Virgin Galactic founder Richard Branson, Gov. Michelle Lujan Grisham, U.S. Sen. Tom Udall and others announced on Friday that the company is moving its spaceship and operations team to New Mexico this summer, bringing 100 jobs as well as carrier aircraft VMS Eve and spaceship VSS Unity.
The space tourism and research flights that Branson had long promised are near at hand. Final test flights will be completed in New Mexico before Virgin begins full commercial passenger service and research payloads, with the first commercial liftoffs later this year. Or next. With space travel, it’s never safe to predict.
The partnership appeared ready to collapse over the years, causing New Mexicans to lose hope and some legislators to lobby for selling the spaceport. With a multimillion-dollar investment and no discernible payoff, Spaceport America was denigrated as a boondoggle: empty, expensive and unlikely to pan out.
The original deal was simple but costly: New Mexico would build a world-class spaceport, and Virgin Galactic would become the anchor tenant, eventually launching suborbital flights from the site some 50 miles north of Las Cruces. The commitment cost the state nearly $220 million, as well as local taxes raised by nearby counties. When delays slowed Virgin Galactic’s launch plans, taxpayers grew restless. They had paid and paid and had little to show for their investment, or at least that was how it seemed.
With bipartisan support in the beginning — former GOP Sen. Pete Domenici helped obtain congressional earmarks for the project back in the 1990s — and a big boost from Democratic Gov. Bill Richardson, the spaceport was viewed less favorably by Richardson’s successor, Gov. Susana Martinez. Early on, she failed to see the potential for this fledgling industry to be launched from New Mexico. That changed during her two terms, although she cut funding for it even as she pushed to attract tenants and businesses.
Despite delays, other tenants began inhabiting the hangar, bringing in revenue and asserting their faith in the notion that someday, regular flights to space would be commonplace. Right now, about 80 percent of the spaceport’s $10 million annual budget is being covered through leases and service charges paid by facility private operators. State appropriations and tax revenues make up the remainder.

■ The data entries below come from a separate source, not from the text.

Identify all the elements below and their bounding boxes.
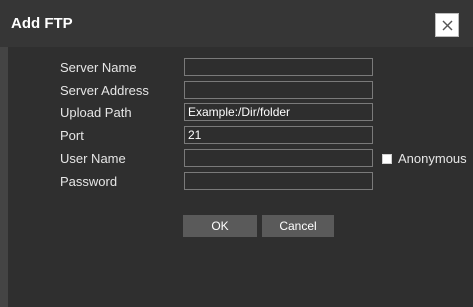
user-name-label: User Name xyxy=(60,151,126,166)
ok-button[interactable]: OK xyxy=(183,215,257,237)
server-address-label: Server Address xyxy=(60,83,149,98)
password-label: Password xyxy=(60,174,118,189)
dialog-titlebar: Add FTP xyxy=(0,0,473,47)
user-name-input[interactable] xyxy=(184,149,373,167)
close-icon xyxy=(442,20,453,31)
server-name-label: Server Name xyxy=(60,60,137,75)
dialog-title: Add FTP xyxy=(11,15,73,32)
server-address-input[interactable] xyxy=(184,81,373,99)
port-input[interactable] xyxy=(184,126,373,144)
server-name-input[interactable] xyxy=(184,58,373,76)
anonymous-checkbox[interactable] xyxy=(382,154,392,164)
password-input[interactable] xyxy=(184,172,373,190)
upload-path-input[interactable] xyxy=(184,103,373,121)
dialog-left-edge xyxy=(0,47,8,307)
anonymous-label: Anonymous xyxy=(398,151,467,166)
upload-path-label: Upload Path xyxy=(60,105,132,120)
close-button[interactable] xyxy=(435,13,459,37)
cancel-button[interactable]: Cancel xyxy=(262,215,334,237)
add-ftp-dialog: Add FTP Server Name Server Address Uploa… xyxy=(0,0,473,307)
port-label: Port xyxy=(60,128,84,143)
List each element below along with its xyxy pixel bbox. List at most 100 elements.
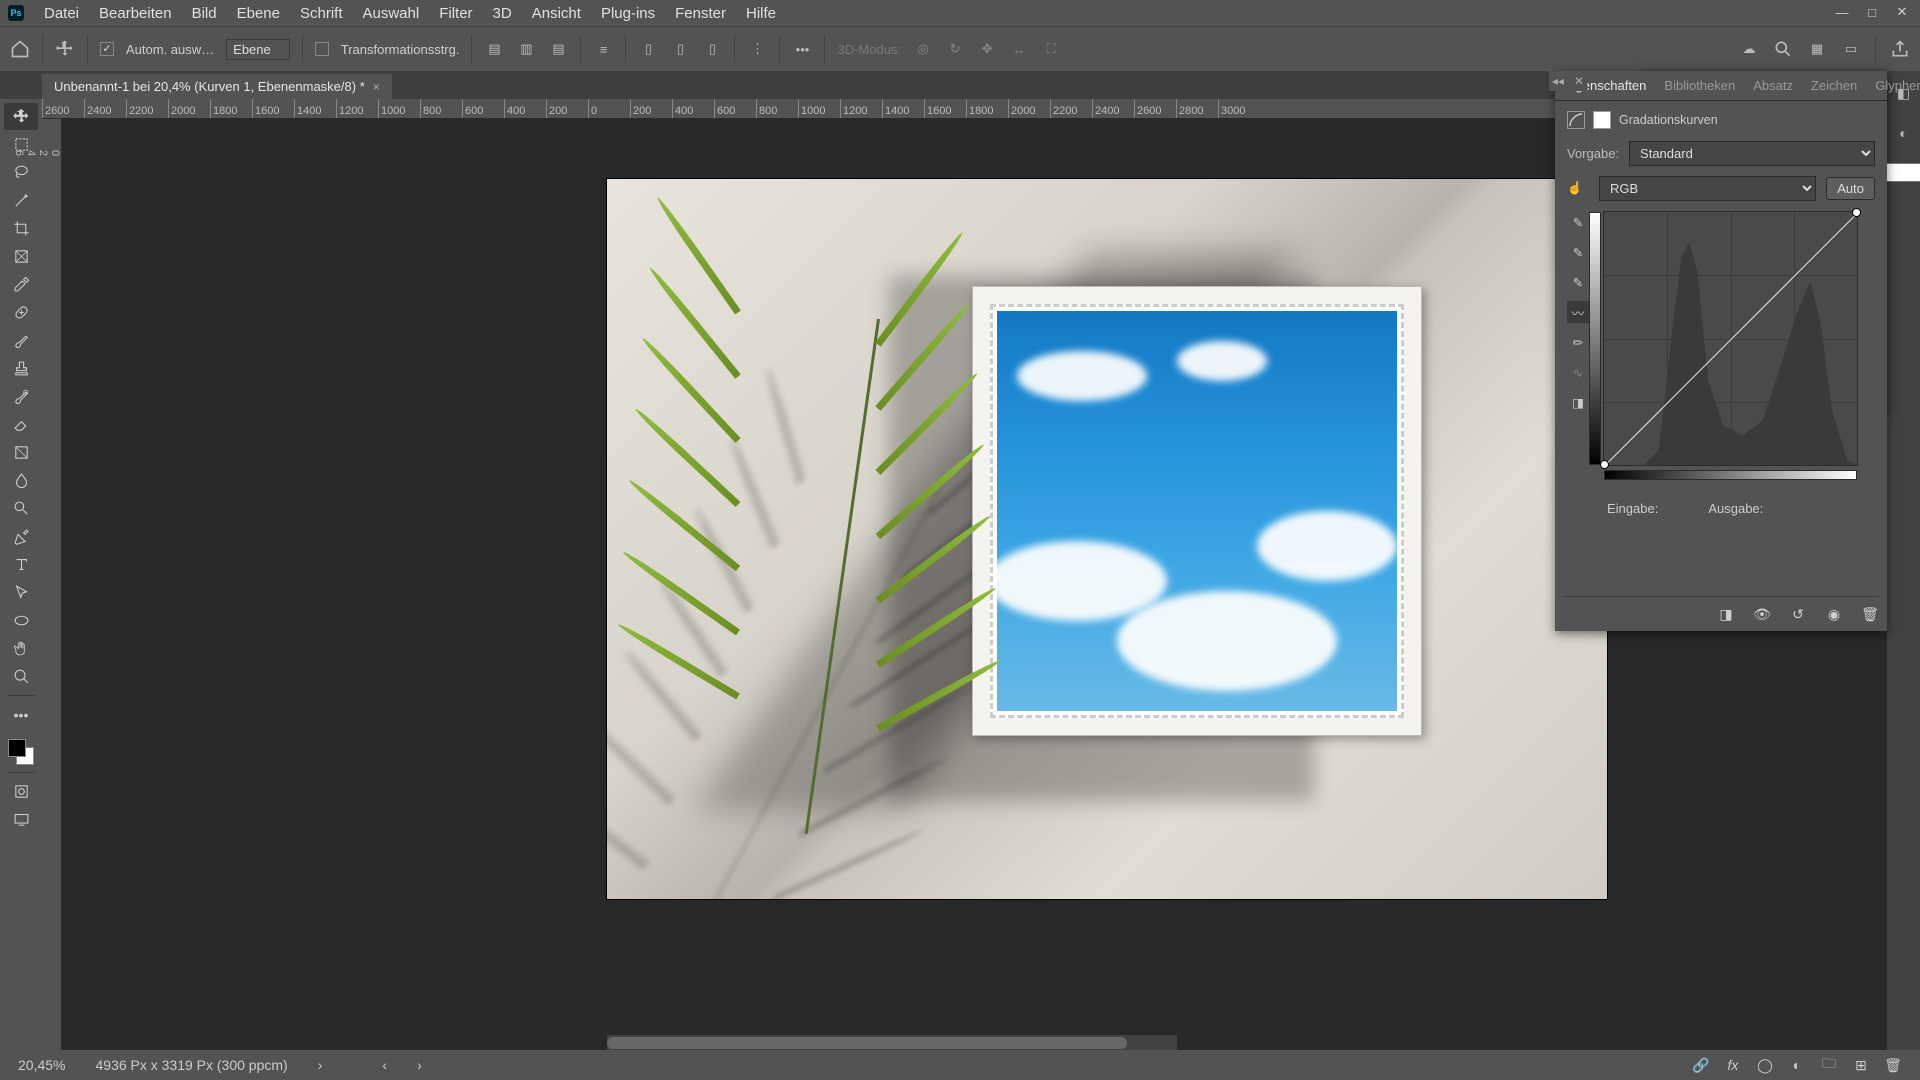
- align-bottom-icon[interactable]: ▯: [702, 39, 722, 59]
- menu-item[interactable]: Bearbeiten: [89, 1, 182, 26]
- edit-toolbar-icon[interactable]: •••: [4, 701, 38, 728]
- tab-libraries[interactable]: Bibliotheken: [1655, 71, 1744, 100]
- heal-tool[interactable]: [4, 299, 38, 326]
- align-top-icon[interactable]: ▯: [638, 39, 658, 59]
- menu-item[interactable]: Auswahl: [353, 1, 430, 26]
- workspace-icon[interactable]: ▭: [1841, 39, 1861, 59]
- curve-point-highlight[interactable]: [1852, 208, 1861, 217]
- move-tool-icon[interactable]: [55, 39, 75, 59]
- blur-tool[interactable]: [4, 467, 38, 494]
- menu-item[interactable]: Fenster: [665, 1, 736, 26]
- home-icon[interactable]: [10, 39, 30, 59]
- tab-character[interactable]: Zeichen: [1802, 71, 1866, 100]
- sample-black-icon[interactable]: ✎: [1567, 211, 1589, 233]
- sample-white-icon[interactable]: ✎: [1567, 271, 1589, 293]
- history-brush-tool[interactable]: [4, 383, 38, 410]
- align-right-icon[interactable]: ▤: [548, 39, 568, 59]
- close-tab-icon[interactable]: ×: [373, 80, 380, 94]
- target-adjust-icon[interactable]: ☝: [1567, 181, 1589, 196]
- menu-item[interactable]: Schrift: [290, 1, 353, 26]
- magic-wand-tool[interactable]: [4, 187, 38, 214]
- minimize-button[interactable]: —: [1828, 2, 1856, 22]
- menu-item[interactable]: Hilfe: [736, 1, 786, 26]
- pen-tool[interactable]: [4, 523, 38, 550]
- document-tab[interactable]: Unbenannt-1 bei 20,4% (Kurven 1, Ebenenm…: [42, 74, 392, 99]
- mask-icon[interactable]: ◯: [1756, 1056, 1774, 1074]
- maximize-button[interactable]: □: [1858, 2, 1886, 22]
- foreground-color[interactable]: [8, 739, 26, 757]
- tab-glyphs[interactable]: Glyphen: [1866, 71, 1920, 100]
- curve-point-shadow[interactable]: [1600, 460, 1609, 469]
- sample-gray-icon[interactable]: ✎: [1567, 241, 1589, 263]
- clip-to-layer-icon[interactable]: ◨: [1717, 605, 1735, 623]
- delete-layer-icon[interactable]: 🗑: [1884, 1056, 1902, 1074]
- target-dropdown[interactable]: Ebene: [226, 39, 290, 60]
- eyedropper-tool[interactable]: [4, 271, 38, 298]
- menu-item[interactable]: 3D: [483, 1, 522, 26]
- adjustment-title: Gradationskurven: [1619, 113, 1718, 127]
- horizontal-scrollbar[interactable]: [607, 1035, 1177, 1051]
- gradient-tool[interactable]: [4, 439, 38, 466]
- transform-controls-checkbox[interactable]: [315, 42, 329, 56]
- menu-item[interactable]: Datei: [34, 1, 89, 26]
- link-icon[interactable]: 🔗: [1692, 1056, 1710, 1074]
- curve-clip-icon[interactable]: ◨: [1567, 391, 1589, 413]
- menu-item[interactable]: Bild: [182, 1, 227, 26]
- crop-tool[interactable]: [4, 215, 38, 242]
- reset-icon[interactable]: ↺: [1789, 605, 1807, 623]
- quick-mask-icon[interactable]: [4, 778, 38, 805]
- panel-collapse-button[interactable]: ◂◂ ✕: [1549, 71, 1587, 91]
- more-options-icon[interactable]: •••: [792, 39, 812, 59]
- arrange-icon[interactable]: ▦: [1807, 39, 1827, 59]
- fx-icon[interactable]: fx: [1724, 1056, 1742, 1074]
- hand-tool[interactable]: [4, 635, 38, 662]
- eraser-tool[interactable]: [4, 411, 38, 438]
- screen-mode-icon[interactable]: [4, 806, 38, 833]
- brush-tool[interactable]: [4, 327, 38, 354]
- cloud-icon[interactable]: ☁: [1739, 39, 1759, 59]
- delete-adjustment-icon[interactable]: 🗑: [1861, 605, 1879, 623]
- timeline-prev-icon[interactable]: ‹: [382, 1057, 387, 1073]
- auto-select-checkbox[interactable]: [100, 42, 114, 56]
- dodge-tool[interactable]: [4, 495, 38, 522]
- scrollbar-thumb[interactable]: [607, 1037, 1127, 1049]
- group-icon[interactable]: 🗀: [1820, 1056, 1838, 1074]
- align-center-h-icon[interactable]: ▥: [516, 39, 536, 59]
- curve-point-tool[interactable]: 〰: [1567, 301, 1589, 323]
- path-select-tool[interactable]: [4, 579, 38, 606]
- curves-graph[interactable]: [1603, 211, 1858, 466]
- adjustment-layer-icon[interactable]: ◐: [1788, 1056, 1806, 1074]
- distribute-v-icon[interactable]: ⋮: [747, 39, 767, 59]
- search-icon[interactable]: [1773, 39, 1793, 59]
- menu-item[interactable]: Plug-ins: [591, 1, 665, 26]
- doc-info-chevron[interactable]: ›: [318, 1057, 323, 1073]
- distribute-icon[interactable]: ≡: [593, 39, 613, 59]
- share-icon[interactable]: [1890, 39, 1910, 59]
- close-button[interactable]: ✕: [1888, 2, 1916, 22]
- zoom-tool[interactable]: [4, 663, 38, 690]
- type-tool[interactable]: [4, 551, 38, 578]
- shape-tool[interactable]: [4, 607, 38, 634]
- ruler-vertical[interactable]: 0246: [42, 119, 62, 1050]
- tab-paragraph[interactable]: Absatz: [1744, 71, 1802, 100]
- new-layer-icon[interactable]: ⊞: [1852, 1056, 1870, 1074]
- timeline-next-icon[interactable]: ›: [417, 1057, 422, 1073]
- toggle-visibility-icon[interactable]: 👁: [1753, 605, 1771, 623]
- stamp-tool[interactable]: [4, 355, 38, 382]
- align-middle-icon[interactable]: ▯: [670, 39, 690, 59]
- align-left-icon[interactable]: ▤: [484, 39, 504, 59]
- auto-button[interactable]: Auto: [1826, 177, 1875, 200]
- channel-dropdown[interactable]: RGB: [1599, 176, 1816, 201]
- zoom-readout[interactable]: 20,45%: [18, 1057, 65, 1073]
- color-swatches[interactable]: [6, 737, 36, 767]
- artboard[interactable]: [607, 179, 1607, 899]
- doc-info-readout[interactable]: 4936 Px x 3319 Px (300 ppcm): [95, 1057, 287, 1073]
- swatches-panel-icon[interactable]: ◐: [1894, 123, 1914, 143]
- preview-icon[interactable]: ◉: [1825, 605, 1843, 623]
- menu-item[interactable]: Filter: [429, 1, 482, 26]
- menu-item[interactable]: Ansicht: [522, 1, 591, 26]
- preset-dropdown[interactable]: Standard: [1629, 141, 1875, 166]
- frame-tool[interactable]: [4, 243, 38, 270]
- curve-pencil-tool[interactable]: ✏: [1567, 331, 1589, 353]
- menu-item[interactable]: Ebene: [227, 1, 290, 26]
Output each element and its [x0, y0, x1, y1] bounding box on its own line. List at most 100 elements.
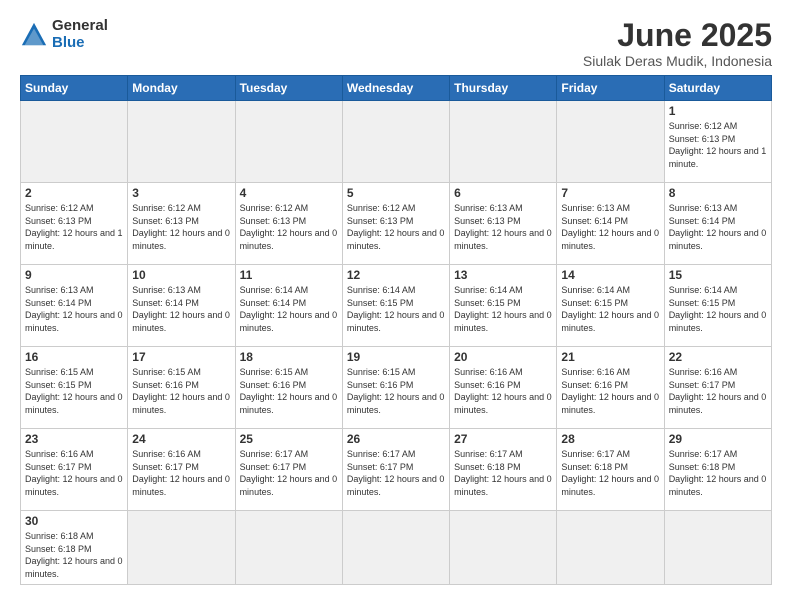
calendar-cell: 10 Sunrise: 6:13 AM Sunset: 6:14 PM Dayl…: [128, 265, 235, 347]
daylight-label: Daylight: 12 hours and 1 minute.: [669, 146, 767, 169]
day-info: Sunrise: 6:14 AM Sunset: 6:15 PM Dayligh…: [454, 284, 552, 334]
calendar-cell: 18 Sunrise: 6:15 AM Sunset: 6:16 PM Dayl…: [235, 347, 342, 429]
calendar-cell: [342, 101, 449, 183]
calendar-cell: [557, 511, 664, 584]
calendar-cell: 2 Sunrise: 6:12 AM Sunset: 6:13 PM Dayli…: [21, 183, 128, 265]
calendar-cell: 21 Sunrise: 6:16 AM Sunset: 6:16 PM Dayl…: [557, 347, 664, 429]
daylight-label: Daylight: 12 hours and 0 minutes.: [240, 392, 338, 415]
day-number: 6: [454, 186, 552, 200]
sunset-label: Sunset: 6:15 PM: [454, 298, 521, 308]
day-info: Sunrise: 6:12 AM Sunset: 6:13 PM Dayligh…: [132, 202, 230, 252]
day-info: Sunrise: 6:15 AM Sunset: 6:16 PM Dayligh…: [240, 366, 338, 416]
sunset-label: Sunset: 6:14 PM: [561, 216, 628, 226]
logo-icon: [20, 21, 48, 49]
sunset-label: Sunset: 6:13 PM: [347, 216, 414, 226]
day-number: 2: [25, 186, 123, 200]
day-info: Sunrise: 6:13 AM Sunset: 6:14 PM Dayligh…: [561, 202, 659, 252]
calendar-cell: 29 Sunrise: 6:17 AM Sunset: 6:18 PM Dayl…: [664, 429, 771, 511]
sunset-label: Sunset: 6:18 PM: [561, 462, 628, 472]
daylight-label: Daylight: 12 hours and 0 minutes.: [347, 228, 445, 251]
calendar-cell: [235, 101, 342, 183]
daylight-label: Daylight: 12 hours and 0 minutes.: [561, 310, 659, 333]
sunrise-label: Sunrise: 6:13 AM: [454, 203, 523, 213]
day-info: Sunrise: 6:15 AM Sunset: 6:16 PM Dayligh…: [132, 366, 230, 416]
daylight-label: Daylight: 12 hours and 0 minutes.: [454, 392, 552, 415]
sunrise-label: Sunrise: 6:13 AM: [25, 285, 94, 295]
sunset-label: Sunset: 6:16 PM: [240, 380, 307, 390]
daylight-label: Daylight: 12 hours and 0 minutes.: [132, 310, 230, 333]
calendar-cell: 17 Sunrise: 6:15 AM Sunset: 6:16 PM Dayl…: [128, 347, 235, 429]
sunset-label: Sunset: 6:14 PM: [25, 298, 92, 308]
calendar-cell: 19 Sunrise: 6:15 AM Sunset: 6:16 PM Dayl…: [342, 347, 449, 429]
sunrise-label: Sunrise: 6:12 AM: [132, 203, 201, 213]
day-number: 21: [561, 350, 659, 364]
day-number: 20: [454, 350, 552, 364]
daylight-label: Daylight: 12 hours and 0 minutes.: [669, 474, 767, 497]
calendar-cell: 7 Sunrise: 6:13 AM Sunset: 6:14 PM Dayli…: [557, 183, 664, 265]
sunrise-label: Sunrise: 6:12 AM: [669, 121, 738, 131]
day-info: Sunrise: 6:15 AM Sunset: 6:16 PM Dayligh…: [347, 366, 445, 416]
day-number: 15: [669, 268, 767, 282]
day-number: 28: [561, 432, 659, 446]
sunrise-label: Sunrise: 6:17 AM: [669, 449, 738, 459]
daylight-label: Daylight: 12 hours and 0 minutes.: [669, 392, 767, 415]
day-number: 10: [132, 268, 230, 282]
daylight-label: Daylight: 12 hours and 0 minutes.: [25, 310, 123, 333]
day-info: Sunrise: 6:12 AM Sunset: 6:13 PM Dayligh…: [347, 202, 445, 252]
sunset-label: Sunset: 6:16 PM: [561, 380, 628, 390]
day-number: 29: [669, 432, 767, 446]
calendar-cell: 26 Sunrise: 6:17 AM Sunset: 6:17 PM Dayl…: [342, 429, 449, 511]
day-number: 18: [240, 350, 338, 364]
day-info: Sunrise: 6:14 AM Sunset: 6:14 PM Dayligh…: [240, 284, 338, 334]
daylight-label: Daylight: 12 hours and 0 minutes.: [132, 228, 230, 251]
col-monday: Monday: [128, 76, 235, 101]
sunrise-label: Sunrise: 6:14 AM: [454, 285, 523, 295]
daylight-label: Daylight: 12 hours and 0 minutes.: [669, 310, 767, 333]
sunset-label: Sunset: 6:13 PM: [669, 134, 736, 144]
day-info: Sunrise: 6:17 AM Sunset: 6:18 PM Dayligh…: [561, 448, 659, 498]
sunrise-label: Sunrise: 6:15 AM: [347, 367, 416, 377]
sunrise-label: Sunrise: 6:17 AM: [240, 449, 309, 459]
day-info: Sunrise: 6:17 AM Sunset: 6:18 PM Dayligh…: [669, 448, 767, 498]
logo: General Blue: [20, 18, 108, 51]
daylight-label: Daylight: 12 hours and 0 minutes.: [25, 556, 123, 579]
daylight-label: Daylight: 12 hours and 0 minutes.: [240, 474, 338, 497]
daylight-label: Daylight: 12 hours and 0 minutes.: [240, 310, 338, 333]
sunset-label: Sunset: 6:15 PM: [25, 380, 92, 390]
calendar-cell: 3 Sunrise: 6:12 AM Sunset: 6:13 PM Dayli…: [128, 183, 235, 265]
day-info: Sunrise: 6:15 AM Sunset: 6:15 PM Dayligh…: [25, 366, 123, 416]
daylight-label: Daylight: 12 hours and 0 minutes.: [347, 474, 445, 497]
daylight-label: Daylight: 12 hours and 0 minutes.: [347, 392, 445, 415]
page: General Blue June 2025 Siulak Deras Mudi…: [0, 0, 792, 612]
sunset-label: Sunset: 6:15 PM: [669, 298, 736, 308]
sunset-label: Sunset: 6:16 PM: [347, 380, 414, 390]
sunrise-label: Sunrise: 6:16 AM: [454, 367, 523, 377]
day-number: 30: [25, 514, 123, 528]
header: General Blue June 2025 Siulak Deras Mudi…: [20, 18, 772, 69]
sunset-label: Sunset: 6:14 PM: [240, 298, 307, 308]
day-info: Sunrise: 6:16 AM Sunset: 6:17 PM Dayligh…: [132, 448, 230, 498]
sunset-label: Sunset: 6:15 PM: [561, 298, 628, 308]
day-number: 7: [561, 186, 659, 200]
day-number: 26: [347, 432, 445, 446]
calendar-cell: 13 Sunrise: 6:14 AM Sunset: 6:15 PM Dayl…: [450, 265, 557, 347]
daylight-label: Daylight: 12 hours and 0 minutes.: [561, 392, 659, 415]
calendar-cell: 1 Sunrise: 6:12 AM Sunset: 6:13 PM Dayli…: [664, 101, 771, 183]
calendar-cell: [21, 101, 128, 183]
day-info: Sunrise: 6:13 AM Sunset: 6:14 PM Dayligh…: [25, 284, 123, 334]
sunrise-label: Sunrise: 6:16 AM: [25, 449, 94, 459]
calendar-cell: 5 Sunrise: 6:12 AM Sunset: 6:13 PM Dayli…: [342, 183, 449, 265]
day-info: Sunrise: 6:18 AM Sunset: 6:18 PM Dayligh…: [25, 530, 123, 580]
calendar-cell: 30 Sunrise: 6:18 AM Sunset: 6:18 PM Dayl…: [21, 511, 128, 584]
calendar-cell: 28 Sunrise: 6:17 AM Sunset: 6:18 PM Dayl…: [557, 429, 664, 511]
daylight-label: Daylight: 12 hours and 0 minutes.: [25, 392, 123, 415]
logo-blue: Blue: [52, 35, 108, 52]
sunrise-label: Sunrise: 6:14 AM: [240, 285, 309, 295]
sunrise-label: Sunrise: 6:13 AM: [561, 203, 630, 213]
day-number: 27: [454, 432, 552, 446]
sunrise-label: Sunrise: 6:15 AM: [25, 367, 94, 377]
day-info: Sunrise: 6:13 AM Sunset: 6:13 PM Dayligh…: [454, 202, 552, 252]
sunrise-label: Sunrise: 6:12 AM: [25, 203, 94, 213]
daylight-label: Daylight: 12 hours and 0 minutes.: [454, 474, 552, 497]
day-number: 1: [669, 104, 767, 118]
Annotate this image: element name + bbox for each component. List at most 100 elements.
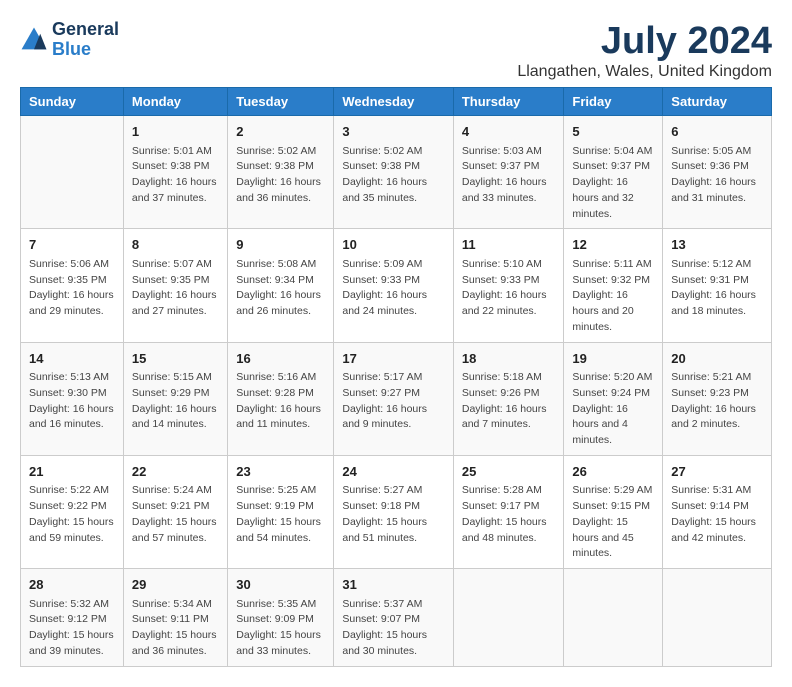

Lujan Grisham has the good fortune of taking office just as the elements that could lead to long-term success for the venture are coming together. Once Virgin Galactic is up and running, tourists are expected to fork over $250,000 a ticket to fly some 60-plus miles above the Earth. A Reuters report last year stated that some 700 people already have paid a deposit for the flights. There, they will experience weightlessness and a view of the planet that most will never see.
What Domenici saw, what Richardson saw and what taxpayers in Doña Ana and Sierra counties realized, is that playing the long game can pay off.
Building a spaceport for a new industry is less about the buzzy idea of humans in suborbital flight; it’s about the opportunity to build an aerospace industry in a state where science has played such a huge role.
As George Whitesides, CEO of Virgin Galactic and its sister organization, The Spaceship Co., said in making the announcement: “The first photograph of Earth from space was taken over New Mexico in October of 1946. How inspiring and appropriate that the state will soon host the first regular commercial spaceflight service, which will enable thousands of people to see Earth from space with their own eyes.”
New Mexico is made for this industry. Now, we can watch it take off.